In Chapter 9 we reported the results of a multicenter cross-sectional study in which we screened COVID-19 patients admitted to the medical ward for asymptomatic proximal DVT with extended compression ultrasound (ECUS). We found a low prevalence (4%) of asymptomatic DVT, while there was a high prevalence of pulmonary embolism (PE) (28.8%). The low prevalence of DVT, compared to the relatively high rates of PE, add to the theory that local clot formation is the underlying pathophysiological process.

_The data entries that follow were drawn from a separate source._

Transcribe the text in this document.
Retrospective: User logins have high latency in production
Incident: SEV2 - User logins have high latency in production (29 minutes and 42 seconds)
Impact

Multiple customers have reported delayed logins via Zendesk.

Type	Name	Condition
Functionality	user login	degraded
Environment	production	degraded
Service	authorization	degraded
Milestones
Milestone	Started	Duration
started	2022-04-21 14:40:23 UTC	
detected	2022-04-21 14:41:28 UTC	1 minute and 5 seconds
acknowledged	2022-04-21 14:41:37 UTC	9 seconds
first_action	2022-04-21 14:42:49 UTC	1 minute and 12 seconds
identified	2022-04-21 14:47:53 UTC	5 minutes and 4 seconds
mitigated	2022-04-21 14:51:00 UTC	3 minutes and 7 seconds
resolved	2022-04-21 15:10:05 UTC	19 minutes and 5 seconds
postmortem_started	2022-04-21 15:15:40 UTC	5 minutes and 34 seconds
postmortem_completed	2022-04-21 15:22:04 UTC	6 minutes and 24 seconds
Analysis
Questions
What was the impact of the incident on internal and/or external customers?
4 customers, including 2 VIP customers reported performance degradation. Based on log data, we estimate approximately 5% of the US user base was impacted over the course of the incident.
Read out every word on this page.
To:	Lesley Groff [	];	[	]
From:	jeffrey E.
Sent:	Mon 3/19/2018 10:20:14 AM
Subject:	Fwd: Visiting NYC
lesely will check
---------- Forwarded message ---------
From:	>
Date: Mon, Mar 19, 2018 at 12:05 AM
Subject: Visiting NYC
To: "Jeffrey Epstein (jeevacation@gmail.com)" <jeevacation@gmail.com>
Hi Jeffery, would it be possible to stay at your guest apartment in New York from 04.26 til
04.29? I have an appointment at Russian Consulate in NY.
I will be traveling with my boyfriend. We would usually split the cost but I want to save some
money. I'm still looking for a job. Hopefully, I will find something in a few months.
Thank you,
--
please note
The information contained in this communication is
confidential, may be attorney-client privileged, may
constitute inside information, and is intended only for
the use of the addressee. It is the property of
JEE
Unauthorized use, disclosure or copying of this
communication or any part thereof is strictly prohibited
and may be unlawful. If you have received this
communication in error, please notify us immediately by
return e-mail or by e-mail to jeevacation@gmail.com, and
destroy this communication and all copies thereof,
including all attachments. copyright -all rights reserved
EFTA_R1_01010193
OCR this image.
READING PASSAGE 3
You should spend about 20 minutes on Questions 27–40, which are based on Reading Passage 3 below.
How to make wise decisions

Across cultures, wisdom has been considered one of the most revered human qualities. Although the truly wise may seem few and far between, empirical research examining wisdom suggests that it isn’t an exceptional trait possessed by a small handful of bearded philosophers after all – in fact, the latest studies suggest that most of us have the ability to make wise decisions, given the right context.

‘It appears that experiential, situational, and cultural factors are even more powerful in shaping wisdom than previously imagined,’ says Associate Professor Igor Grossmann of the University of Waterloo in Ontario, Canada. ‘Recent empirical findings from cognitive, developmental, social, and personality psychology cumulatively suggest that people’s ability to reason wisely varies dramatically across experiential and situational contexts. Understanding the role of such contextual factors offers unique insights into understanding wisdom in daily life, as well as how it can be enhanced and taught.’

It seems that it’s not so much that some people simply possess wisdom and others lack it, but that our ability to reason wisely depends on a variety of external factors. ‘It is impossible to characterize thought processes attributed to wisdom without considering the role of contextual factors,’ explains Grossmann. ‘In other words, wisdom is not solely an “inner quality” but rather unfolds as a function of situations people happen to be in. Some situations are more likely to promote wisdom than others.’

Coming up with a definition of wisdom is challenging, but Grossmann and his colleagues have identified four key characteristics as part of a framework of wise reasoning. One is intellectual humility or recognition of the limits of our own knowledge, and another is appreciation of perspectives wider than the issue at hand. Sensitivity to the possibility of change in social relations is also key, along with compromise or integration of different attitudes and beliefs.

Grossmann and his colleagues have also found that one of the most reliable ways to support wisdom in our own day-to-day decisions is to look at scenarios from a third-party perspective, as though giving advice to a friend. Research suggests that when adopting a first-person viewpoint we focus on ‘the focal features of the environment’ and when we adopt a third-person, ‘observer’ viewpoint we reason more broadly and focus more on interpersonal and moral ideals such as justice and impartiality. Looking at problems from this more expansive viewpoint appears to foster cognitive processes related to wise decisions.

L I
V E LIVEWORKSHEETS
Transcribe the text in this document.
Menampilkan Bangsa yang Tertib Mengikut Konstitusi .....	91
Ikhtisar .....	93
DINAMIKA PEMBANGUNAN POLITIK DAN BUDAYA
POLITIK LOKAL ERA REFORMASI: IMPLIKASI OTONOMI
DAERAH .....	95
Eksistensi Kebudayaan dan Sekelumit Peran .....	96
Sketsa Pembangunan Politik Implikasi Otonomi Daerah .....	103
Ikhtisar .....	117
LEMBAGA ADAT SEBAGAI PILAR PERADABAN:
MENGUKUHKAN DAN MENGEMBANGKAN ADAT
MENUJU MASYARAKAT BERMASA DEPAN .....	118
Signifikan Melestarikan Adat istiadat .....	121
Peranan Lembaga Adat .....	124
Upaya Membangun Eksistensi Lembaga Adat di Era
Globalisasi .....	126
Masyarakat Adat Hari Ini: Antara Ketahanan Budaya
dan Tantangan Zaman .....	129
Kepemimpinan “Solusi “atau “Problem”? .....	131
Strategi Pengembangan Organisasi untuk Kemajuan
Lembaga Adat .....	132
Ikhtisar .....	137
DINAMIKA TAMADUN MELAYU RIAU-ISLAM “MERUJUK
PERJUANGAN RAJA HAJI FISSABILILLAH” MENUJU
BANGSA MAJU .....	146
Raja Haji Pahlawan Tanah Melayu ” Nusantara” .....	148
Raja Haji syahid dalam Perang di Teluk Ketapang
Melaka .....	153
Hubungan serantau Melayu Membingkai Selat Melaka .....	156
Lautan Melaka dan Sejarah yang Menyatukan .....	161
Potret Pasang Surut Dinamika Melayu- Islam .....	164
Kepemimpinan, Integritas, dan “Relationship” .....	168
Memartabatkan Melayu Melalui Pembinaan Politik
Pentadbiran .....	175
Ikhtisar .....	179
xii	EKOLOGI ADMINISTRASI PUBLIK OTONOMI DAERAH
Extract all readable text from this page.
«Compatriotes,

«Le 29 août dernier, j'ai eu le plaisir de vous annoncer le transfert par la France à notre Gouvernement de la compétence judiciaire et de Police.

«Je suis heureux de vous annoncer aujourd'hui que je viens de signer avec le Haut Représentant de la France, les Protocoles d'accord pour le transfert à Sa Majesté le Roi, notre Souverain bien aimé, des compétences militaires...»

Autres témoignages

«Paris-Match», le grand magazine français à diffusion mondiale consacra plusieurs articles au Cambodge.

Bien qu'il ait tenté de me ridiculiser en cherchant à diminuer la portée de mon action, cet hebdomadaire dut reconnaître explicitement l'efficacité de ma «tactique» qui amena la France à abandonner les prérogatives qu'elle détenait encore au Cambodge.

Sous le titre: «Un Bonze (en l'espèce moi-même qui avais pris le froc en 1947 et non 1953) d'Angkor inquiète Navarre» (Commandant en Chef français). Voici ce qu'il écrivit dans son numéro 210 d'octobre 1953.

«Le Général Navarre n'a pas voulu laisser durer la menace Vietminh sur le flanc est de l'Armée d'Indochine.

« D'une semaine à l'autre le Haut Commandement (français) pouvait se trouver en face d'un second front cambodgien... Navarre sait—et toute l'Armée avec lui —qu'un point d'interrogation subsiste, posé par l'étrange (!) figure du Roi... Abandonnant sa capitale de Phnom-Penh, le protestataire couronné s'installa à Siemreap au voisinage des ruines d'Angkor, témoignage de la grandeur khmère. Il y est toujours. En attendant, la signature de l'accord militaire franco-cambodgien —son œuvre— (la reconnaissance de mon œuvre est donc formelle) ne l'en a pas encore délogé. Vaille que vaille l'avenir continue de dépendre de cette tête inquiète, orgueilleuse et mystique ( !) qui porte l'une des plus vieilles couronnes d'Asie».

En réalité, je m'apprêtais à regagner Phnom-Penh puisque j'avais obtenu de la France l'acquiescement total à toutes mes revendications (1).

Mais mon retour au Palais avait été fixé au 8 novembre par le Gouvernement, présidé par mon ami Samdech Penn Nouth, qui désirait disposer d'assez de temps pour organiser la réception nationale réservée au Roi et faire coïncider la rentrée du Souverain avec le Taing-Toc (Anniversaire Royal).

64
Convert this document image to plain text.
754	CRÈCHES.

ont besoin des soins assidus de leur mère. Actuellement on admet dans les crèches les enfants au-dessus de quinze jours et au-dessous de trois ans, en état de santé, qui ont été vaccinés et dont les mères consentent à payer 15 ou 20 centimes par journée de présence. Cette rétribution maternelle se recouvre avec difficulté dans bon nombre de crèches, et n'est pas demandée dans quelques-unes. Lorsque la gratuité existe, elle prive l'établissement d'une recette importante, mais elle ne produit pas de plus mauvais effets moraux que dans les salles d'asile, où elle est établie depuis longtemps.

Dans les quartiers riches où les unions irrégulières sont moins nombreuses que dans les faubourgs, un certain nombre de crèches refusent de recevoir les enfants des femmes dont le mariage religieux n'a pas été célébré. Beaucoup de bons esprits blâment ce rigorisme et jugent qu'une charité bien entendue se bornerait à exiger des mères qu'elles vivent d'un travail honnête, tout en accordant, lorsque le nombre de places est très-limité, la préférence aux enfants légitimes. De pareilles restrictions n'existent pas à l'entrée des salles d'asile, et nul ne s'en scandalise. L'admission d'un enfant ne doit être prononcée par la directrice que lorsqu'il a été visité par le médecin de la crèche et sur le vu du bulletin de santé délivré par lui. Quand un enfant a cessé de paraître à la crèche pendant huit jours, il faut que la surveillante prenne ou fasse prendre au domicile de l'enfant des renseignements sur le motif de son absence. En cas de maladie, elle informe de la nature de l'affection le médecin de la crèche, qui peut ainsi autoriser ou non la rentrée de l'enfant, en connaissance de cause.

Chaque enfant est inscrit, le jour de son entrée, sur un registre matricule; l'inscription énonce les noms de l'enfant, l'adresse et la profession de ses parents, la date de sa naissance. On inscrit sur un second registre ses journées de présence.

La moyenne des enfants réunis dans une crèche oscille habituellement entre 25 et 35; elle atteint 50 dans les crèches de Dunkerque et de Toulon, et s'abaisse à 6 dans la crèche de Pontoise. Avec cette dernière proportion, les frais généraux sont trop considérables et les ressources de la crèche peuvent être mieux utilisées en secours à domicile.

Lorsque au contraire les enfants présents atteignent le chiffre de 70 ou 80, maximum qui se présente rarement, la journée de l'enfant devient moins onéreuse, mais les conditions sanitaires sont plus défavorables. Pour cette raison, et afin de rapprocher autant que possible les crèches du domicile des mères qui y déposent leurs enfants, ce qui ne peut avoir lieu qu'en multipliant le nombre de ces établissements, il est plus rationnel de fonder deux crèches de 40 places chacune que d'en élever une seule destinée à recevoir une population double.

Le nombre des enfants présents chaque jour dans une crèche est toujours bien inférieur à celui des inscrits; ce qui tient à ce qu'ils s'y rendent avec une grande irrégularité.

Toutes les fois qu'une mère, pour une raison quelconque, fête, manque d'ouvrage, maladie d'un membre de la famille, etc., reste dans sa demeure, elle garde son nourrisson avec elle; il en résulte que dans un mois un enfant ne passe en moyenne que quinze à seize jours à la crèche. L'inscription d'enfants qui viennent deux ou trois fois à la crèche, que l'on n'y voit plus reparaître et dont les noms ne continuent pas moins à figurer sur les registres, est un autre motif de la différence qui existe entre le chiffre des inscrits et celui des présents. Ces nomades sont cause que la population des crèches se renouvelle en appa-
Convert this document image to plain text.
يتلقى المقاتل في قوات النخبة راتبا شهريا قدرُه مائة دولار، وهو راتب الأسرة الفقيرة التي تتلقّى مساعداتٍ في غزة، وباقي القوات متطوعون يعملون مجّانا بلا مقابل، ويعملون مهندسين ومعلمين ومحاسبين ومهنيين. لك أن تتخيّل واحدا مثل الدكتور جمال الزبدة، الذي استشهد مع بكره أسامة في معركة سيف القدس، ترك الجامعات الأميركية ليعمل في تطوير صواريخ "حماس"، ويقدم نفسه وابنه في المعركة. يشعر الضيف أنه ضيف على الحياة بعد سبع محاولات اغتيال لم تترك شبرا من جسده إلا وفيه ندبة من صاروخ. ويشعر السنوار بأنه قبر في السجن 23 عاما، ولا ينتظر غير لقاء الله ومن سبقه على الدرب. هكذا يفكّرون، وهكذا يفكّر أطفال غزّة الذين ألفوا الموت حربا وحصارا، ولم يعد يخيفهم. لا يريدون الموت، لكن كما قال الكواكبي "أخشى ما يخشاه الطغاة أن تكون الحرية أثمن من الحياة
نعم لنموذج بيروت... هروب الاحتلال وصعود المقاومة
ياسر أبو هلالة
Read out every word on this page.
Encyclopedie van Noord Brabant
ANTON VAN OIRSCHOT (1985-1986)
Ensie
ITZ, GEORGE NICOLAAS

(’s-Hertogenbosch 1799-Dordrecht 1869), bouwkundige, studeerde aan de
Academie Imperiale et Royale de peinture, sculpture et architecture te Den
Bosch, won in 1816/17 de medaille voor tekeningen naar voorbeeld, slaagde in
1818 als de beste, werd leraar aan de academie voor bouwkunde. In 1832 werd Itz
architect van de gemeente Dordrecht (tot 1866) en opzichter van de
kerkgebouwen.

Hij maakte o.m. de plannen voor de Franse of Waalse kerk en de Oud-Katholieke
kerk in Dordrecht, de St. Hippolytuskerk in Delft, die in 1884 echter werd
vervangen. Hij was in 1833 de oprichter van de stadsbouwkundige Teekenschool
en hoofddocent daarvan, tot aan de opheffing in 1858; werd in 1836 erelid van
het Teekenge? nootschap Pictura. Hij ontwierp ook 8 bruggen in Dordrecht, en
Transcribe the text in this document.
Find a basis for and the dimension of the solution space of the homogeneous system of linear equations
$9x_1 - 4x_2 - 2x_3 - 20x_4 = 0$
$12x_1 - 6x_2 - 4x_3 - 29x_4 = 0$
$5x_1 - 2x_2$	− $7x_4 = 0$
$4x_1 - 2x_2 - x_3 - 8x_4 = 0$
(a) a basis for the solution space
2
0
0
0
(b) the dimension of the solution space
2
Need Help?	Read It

Part 3 | Point-of-care ultrasound in COVID-19 patients in the critical care setting
In Part 3 we predominantly concentrated on the use of POCUS in monitoring the COVID-19 disease course, the association of LUS findings with prognosis, and the diagnosis of COVID-19 complications in the ICU. The results outlined in Chapter 10 showed excellent agreement between 6-zone and 12-zone scores in either position, indicating that a 6-zone protocol was sufficient. In Chapter 11, we debated the optimal LUS protocol and demonstrated that a 6-zone protocol was sufficient compared to more extensive variants.
In Chapter 12, we found that the LUSS within 24 hours of intubation was associated with successful liberation from mechanical ventilation, even independently from ARDS severity. In Chapter 13, we assessed the longitudinal correlation of pulmonary involvement graded by weekly CT and LUS. Serial LUSS is capable of detecting true changes in pulmonary involvement, whereas CTSS cannot. Of the two scores, only a rise in LUSS after 2 weeks was significantly associated with mortality and detectable beyond measurement error.
In Chapter 14 we reported the findings of a single-center, prospective diagnostic study, comparing the diagnostic accuracy of those different POCUS modalities – separately and in combination (multi-organ POCUS) – with CT pulmonary angiography (CTPA). We found that a combination of deep vein and cardiac POCUS can be of aid in ruling out PE in critically ill COVID-19 patients. Lastly, in Chapter 15 we presented the results of a study to determine the evolution of respiratory muscle thickness assessed by POCUS. Surprisingly no decrease in diaphragm thickness was observed during the first week of mechanical ventilation, possibly because inflammatory oedema formation might have masked the loss of muscle mass.